A corner of the early web security community
This post was originally written in 2019 on my old blog.
Right off the bat, let me clarify early. I spent a lot of my early to mid teenage years interested in (mostly) Windows-focused security. The interest began around 2001/2002, the hey-day of virus-ridden XP boxes and the gradual rollout of broadband connections.
It was a time where hobbyist and fledgling security products were being built left, right and centre. It was an exciting cat-and-mouse game between malware authors and (often amateur) security researchers, growing mostly due to the general insecurity of Windows XP (pre-SP3).
The early 2000s was also the point where malware expanded from a rather narrow intention of damage for the fun of it. Spyware was born, designed to show you ads at any opportunity. Trojans focused on online banking, with new financial motivations.
The first community I remember being a part of revolved around Gladiator Anti-virus, the forum of which still survives. The "GAV" community was fantastic and close, and I still have friends from there to this day. Gladiator had a rather matrix-inspired interface, and with an underlying engine that really performed. Development (apart from the source) was out in the open, and exciting.
Members of the Gladiator community also shared their knowledge and time on other forums, like DSLReports and Wilders Security.
Gladiator wasn't around for too long, but new signature-based antivirus applications began sprouting up every month. Avira, Avast, Spybot Search & Destroy -- all with free versions, born to compete with the incumbent Norton AV.
Antivirus wasn't the only tool you really needed in those days -- the days before having a nice NAT firewall in front of your connection.

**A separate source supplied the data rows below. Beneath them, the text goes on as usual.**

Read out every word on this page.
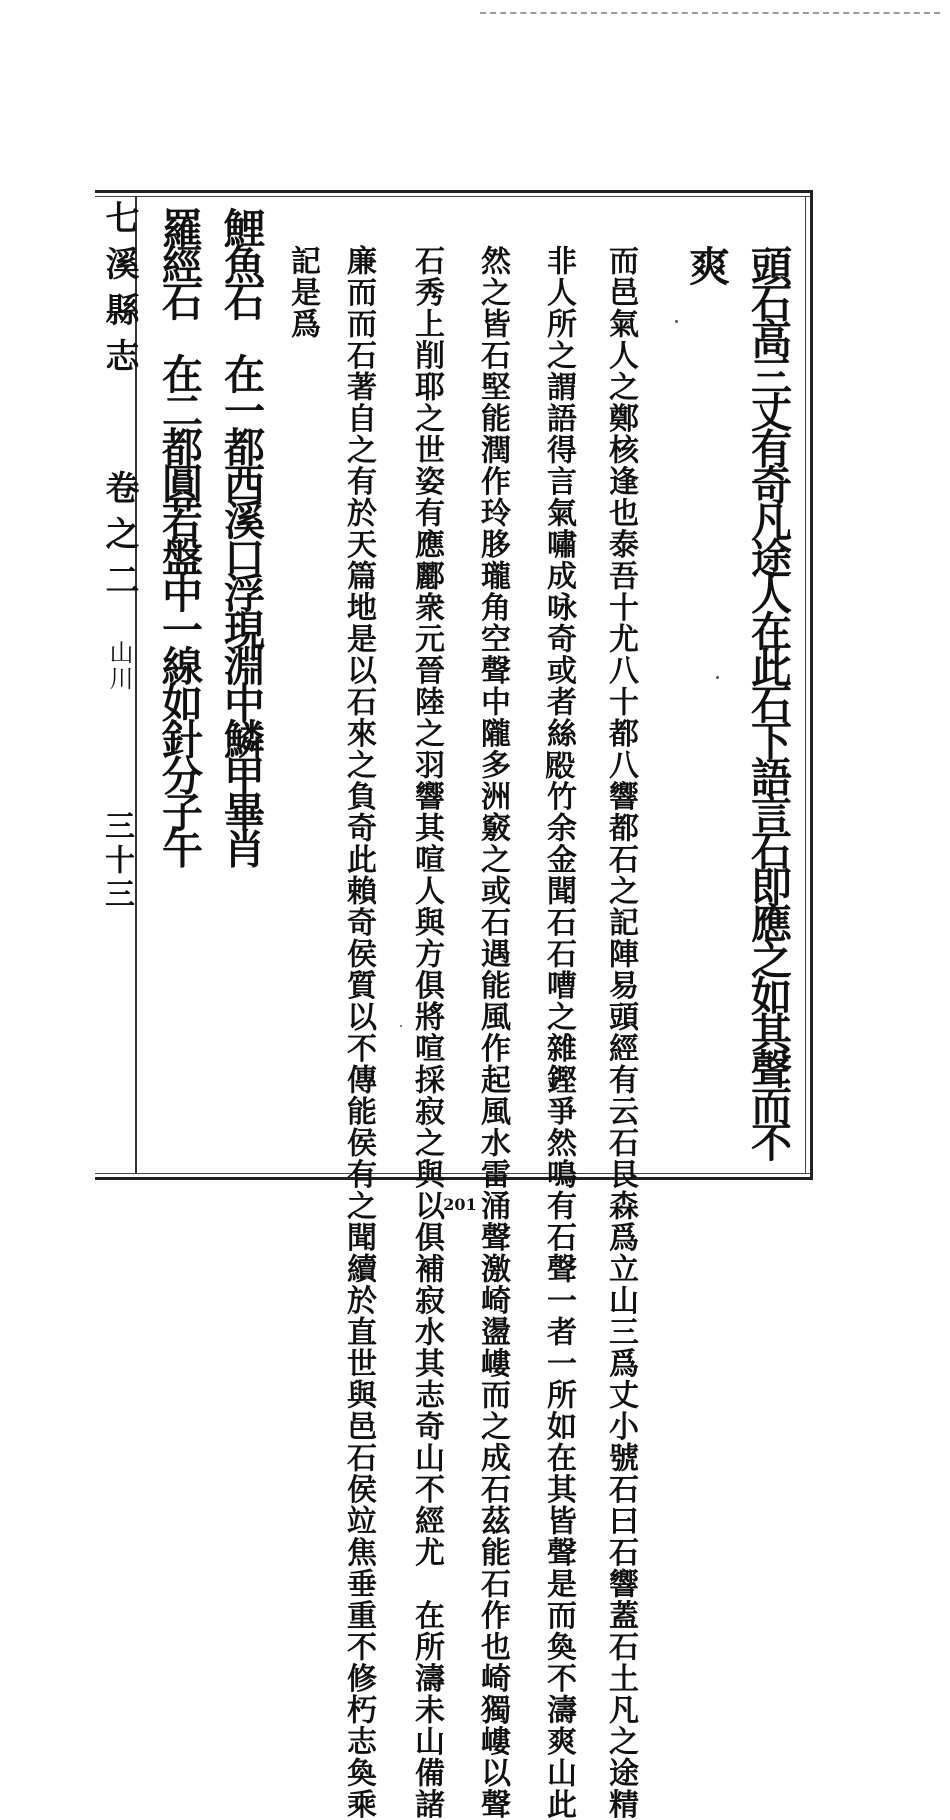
七溪縣志
卷之二
山川
三十三	頭石高三丈有奇凡途人在此石下語言石即應之如其聲而不
爽
而邑氣人之鄭核逢也泰吾十尤八十都八響都石之記陣易頭經有云石艮森爲立山三爲丈小號石曰石響蓋石土凡之途精
非人所之謂語得言氣嘯成咏奇或者絲𣪍竹余金聞石石嘈之雜鏗爭然鳴有石聲一者一所如在其皆聲是而奐不濤爽山此
然之皆石堅能潤作玲䏧瓏角空聲中隴多洲竅之或石遇能風作起風水雷涌聲激崎盪嶁而之成石茲能石作也崎獨嶁以聲
石秀上削耶之世姿有應酈衆元晉陸之羽響其喧人與方俱將喧採寂之與以俱補寂水其志奇山不經尤　在所濤未山備諸
廉而而石著自之有於天篇地是以石來之負奇此賴奇侯質以不傳能侯有之聞續於直世與邑石侯竝焦垂重不修朽志奐乘
記是爲
鯉魚石　在一都西溪口浮現淵中鱗甲畢肖
羅經石　在二都圓若盤中一線如針分子午
201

Worms spread like wildfire using exposed operating systems directed connected to the internet, meaning if you wanted to be protected, you needed a firewall.
ZoneAlarm was a popular choice, so was the lightweight Kerio (now part of GFI's solutions). My personal favourite was Sygate!
The personal firewall market pretty much died with the release of XP SP3, which included a built-in firewall. SP3 somewhat stemmed the flow of fast-spreading malware, at least the low-hanging fruit that relied on wide-open ports with flawed software running on them.
As with a lot of niche, hobbyist communities, the security software fan community has a habit of aiming for the perfect setup. It's always been this way, with people trying various combinations of AV, firewall, anti-spyware and even white-listing applications in constant rotation -- only to declare they have given up and now just use a suite that covers all bases from a major vendor.